If the patient has a history consistent with exposure or a clinical presentation highly suggestive of measles* (with or
without exposure history), then consider testing for measles. *Clinical consultation with CDPH recommended.

Measles Testing Recommendations
Contact the health department immediately to facilitate testing:
Monday-Friday during normal working hours call: 312-743-9000

After hours, weekends, and holidays, call 311 and ask for the communicable disease physician on-call.

Measles Serology (via commercial reference laboratory)

1. Detection of specific IgM antibodies in a serum sample collected within the first few days of rash onset can provide presumptive evidence of a current or recent measles virus infection. However, because no assay is 100% specific, serologic testing of non-measles cases using any assay will occasionally produce false positive IgM results.
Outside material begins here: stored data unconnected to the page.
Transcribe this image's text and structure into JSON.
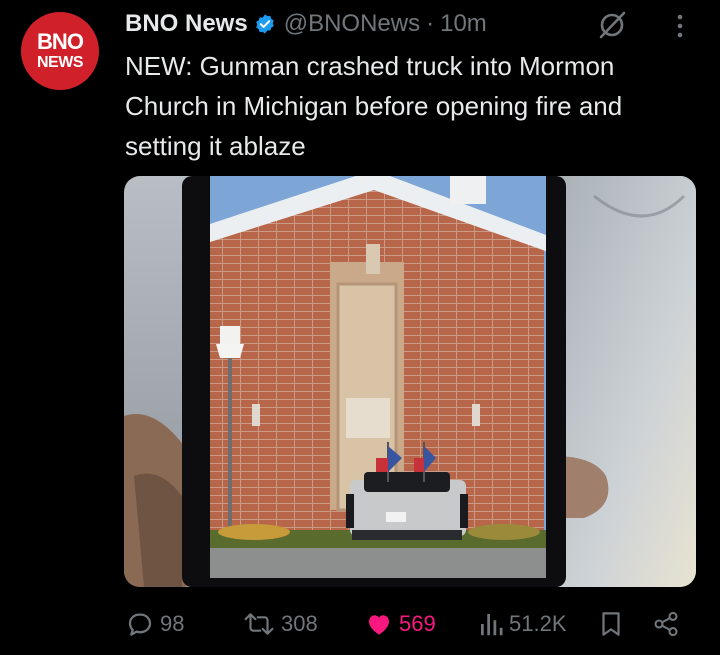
{
  "account": {
    "avatar_line1": "BNO",
    "avatar_line2": "NEWS",
    "name": "BNO News",
    "handle": "@BNONews",
    "separator": "·",
    "time": "10m"
  },
  "tweet": {
    "text": "NEW: Gunman crashed truck into Mormon Church in Michigan before opening fire and setting it ablaze"
  },
  "metrics": {
    "replies": "98",
    "retweets": "308",
    "likes": "569",
    "views": "51.2K"
  },
  "colors": {
    "background": "#000000",
    "brand_red": "#d0202a",
    "verified_blue": "#1d9bf0",
    "muted": "#71767b",
    "like_pink": "#f91880"
  },
  "icons": [
    "verified-icon",
    "grok-icon",
    "more-icon",
    "reply-icon",
    "retweet-icon",
    "like-icon",
    "views-icon",
    "bookmark-icon",
    "share-icon"
  ]
}
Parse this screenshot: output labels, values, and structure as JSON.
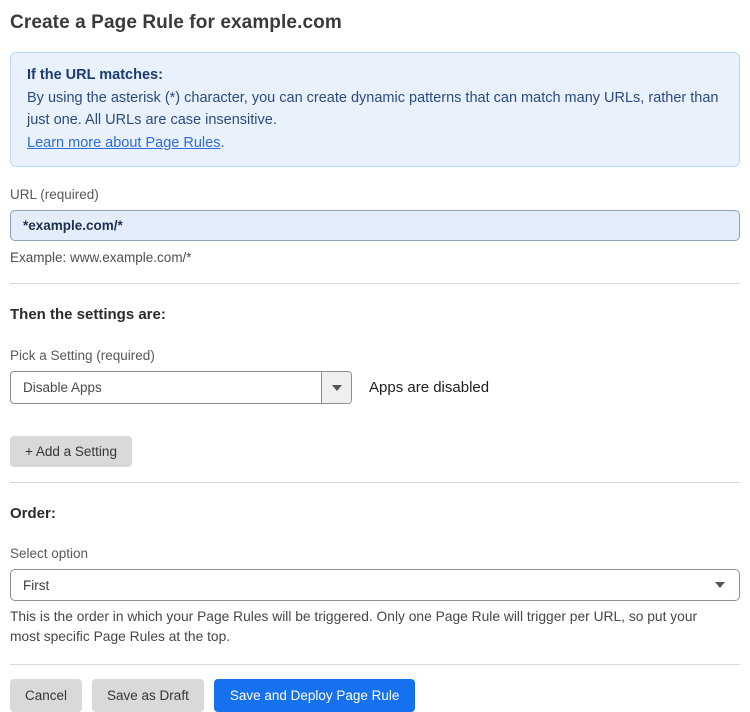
{
  "page": {
    "title": "Create a Page Rule for example.com"
  },
  "info_box": {
    "heading": "If the URL matches:",
    "body": "By using the asterisk (*) character, you can create dynamic patterns that can match many URLs, rather than just one. All URLs are case insensitive.",
    "link_label": "Learn more about Page Rules",
    "link_suffix": "."
  },
  "url_field": {
    "label": "URL (required)",
    "value": "*example.com/*",
    "helper": "Example: www.example.com/*"
  },
  "settings_section": {
    "heading": "Then the settings are:",
    "setting_label": "Pick a Setting (required)",
    "setting_value": "Disable Apps",
    "setting_status": "Apps are disabled",
    "add_setting_label": "+ Add a Setting"
  },
  "order_section": {
    "heading": "Order:",
    "label": "Select option",
    "value": "First",
    "helper": "This is the order in which your Page Rules will be triggered. Only one Page Rule will trigger per URL, so put your most specific Page Rules at the top."
  },
  "footer": {
    "cancel_label": "Cancel",
    "save_draft_label": "Save as Draft",
    "save_deploy_label": "Save and Deploy Page Rule"
  },
  "colors": {
    "accent_blue": "#1671ee",
    "info_background": "#e9f2fc",
    "info_border": "#b9d7f3",
    "info_text": "#2b4a80",
    "link_blue": "#2f6bd8",
    "url_input_background": "#e4eefb",
    "button_gray": "#d9d9d9"
  },
  "icons": {
    "dropdown_arrow": "caret-down"
  }
}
2. Draw 1-2 ml blood in a red top tube; spin down serum if possible. NOTE: 50-100 µl of capillary blood (approximately 3 capillary tubes) may be collected in situations where venipuncture is not preferred, such as for young children.

3. Draw blood for IgM antibody testing as soon as possible. Occasionally, false-negative measles IgM results occur when blood specimens are collected within 72 hours after rash onset. A second blood sample, collected 72 hours after rash onset, should be tested in this situation. A positive serologic test result for measles IgM antibody indicates recent infection or recent vaccination.

4. Obtain acute and convalescent serum specimens for measles specific IgG antibody to confirm a measles diagnosis. Acute and convalescent specimens should be tested as paired sera. Draw blood for acute IgG as early as possible when measles infection is suspected. For convenience, the blood drawn for measles IgM antibody testing may be used for the acute IgG. Draw blood for convalescent IgG approximately 2 weeks after blood was drawn for the acute IgG.